No-Kills Suggestions For the Future

Offsite Adoptions
"I’ve always said the buck stops with the shelter and shelter leadership. Austin Animal Services does not do offsite adoptions and that is not acceptable, especially since many of the other No Kill communities which exist across the country also have shelters in a remote location, which they compensate for by doing so." - Nathan Winograd, Tragedy In Austin
 Note the word compensate.  Should I say cha-ching as the bills keep adding onto the Austin budget.

Provide More Incentives to Adopt

For goodness sake, Austin is handing out animals for free now.  What's next, start out with giving a toaster with each animal adopted, and maybe work their way up to a Lexus.  Again cha-ching.

Move Back To Old Facility
"in what would be an act of supreme courage—admitting they made the mistake and moving back to the location of the old facility. There is no doubt that the old facility needed capitalization, but better a scruffy looking cage for a dog, than a body bag." - Nathan Winograd, Tragedy In Austin
What can be said about that one other than a monster CHA-CHING.  Forget the fact that APA is currently trying to work out an agreement to use that facility.  I'm not sure if the suggestion is to walk away from the $12 million facility that the city paid to have the new shelter built, or if it is to fix Town Lake Center and keep them both open.  Both options include the cost of fixing up the old facility, but the latter also includes the additional cost of staffing a second location, which adds another cha-ching.

If these suggestions are what the no-kill movement considers fiscally responsible and sustainable, they are clearly using different definitions of those words than I am.

What Does This Mean For Other Communities?

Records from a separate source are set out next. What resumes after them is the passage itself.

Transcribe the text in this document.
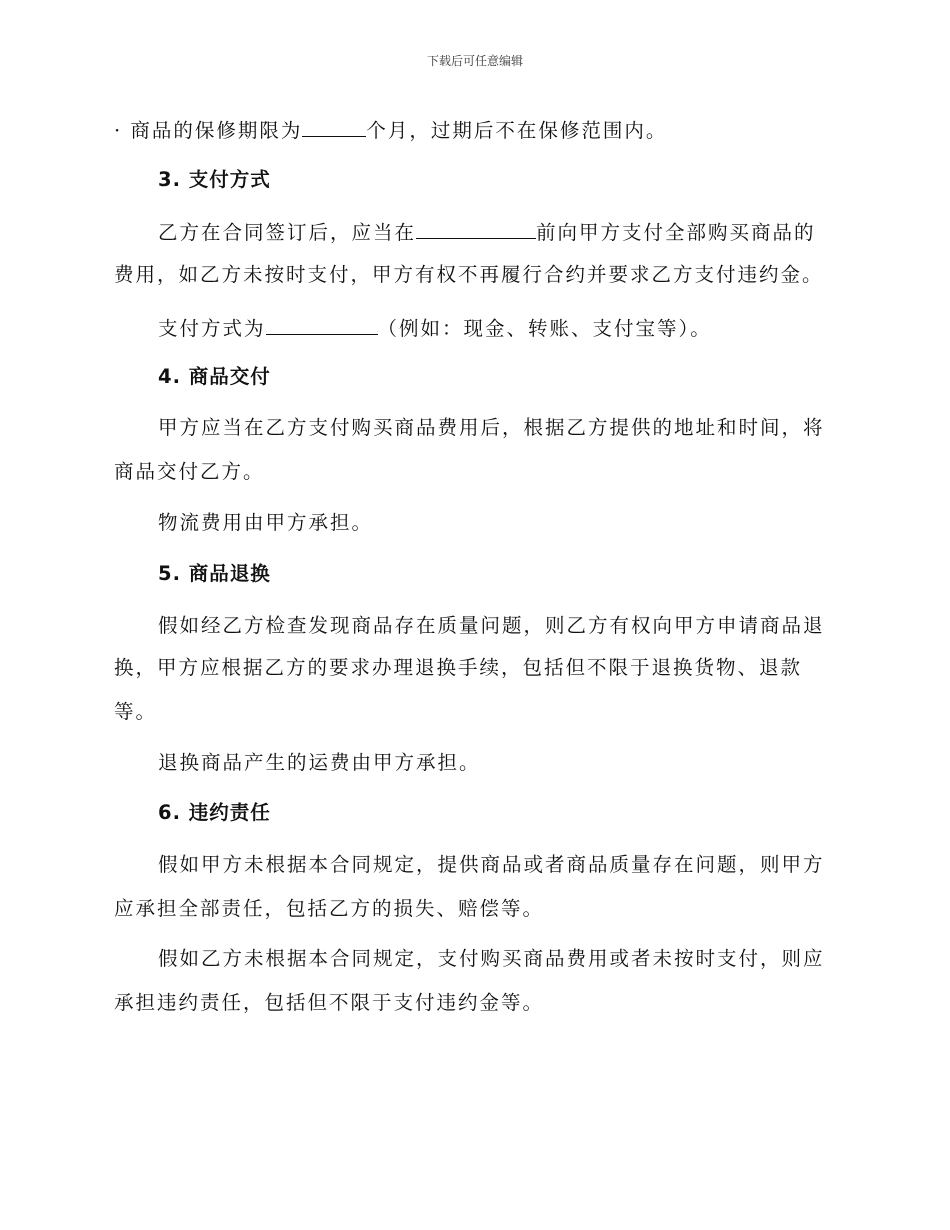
下载后可任意编辑
· 商品的保修期限为	个月，过期后不在保修范围内。
3. 支付方式
乙方在合同签订后，应当在	前向甲方支付全部购买商品的
费用，如乙方未按时支付，甲方有权不再履行合约并要求乙方支付违约金。
支付方式为	（例如：现金、转账、支付宝等）。
4. 商品交付
甲方应当在乙方支付购买商品费用后，根据乙方提供的地址和时间，将
商品交付乙方。
物流费用由甲方承担。
5. 商品退换
假如经乙方检查发现商品存在质量问题，则乙方有权向甲方申请商品退
换，甲方应根据乙方的要求办理退换手续，包括但不限于退换货物、退款
等。
退换商品产生的运费由甲方承担。
6. 违约责任
假如甲方未根据本合同规定，提供商品或者商品质量存在问题，则甲方
应承担全部责任，包括乙方的损失、赔偿等。
假如乙方未根据本合同规定，支付购买商品费用或者未按时支付，则应
承担违约责任，包括但不限于支付违约金等。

I just hope that other communities like Hillsborough FL, who are currently considering going down this road, will take a good hard look at how this has worked out so far for Austin TX, and what this will potentially cost your community going forward.  While I realize there were some issues with your spay neuter program in the past, what was accomplished with the program was impressive, and there are many communities that would like to emulate your responsible approach.  So proceed with caution before going down the no-kill yellow brick road.

My Message to Austin

And to the various workers and volunteers in Austin, unlike some, I truly applaud you for your efforts.  While you cancel plans with your family to work long into the evening, you shouldn't have to be told that you "killed" animals, especially by those who sit behind a computer writing on their FB pages about Giant games with the son and veggie burgers.  While I believe the no-kill plan is shortsighted and takes away from resources that would be better spent preventing future animal population, I would never consider the great efforts extended by so many as a failure.  But I hope you also keep in mind that there are great efforts in other shelters that don't proclaim no-kill as well.  Shame on those that question others actions and efforts, especially when they've only been in your shoes for a sneeze in time.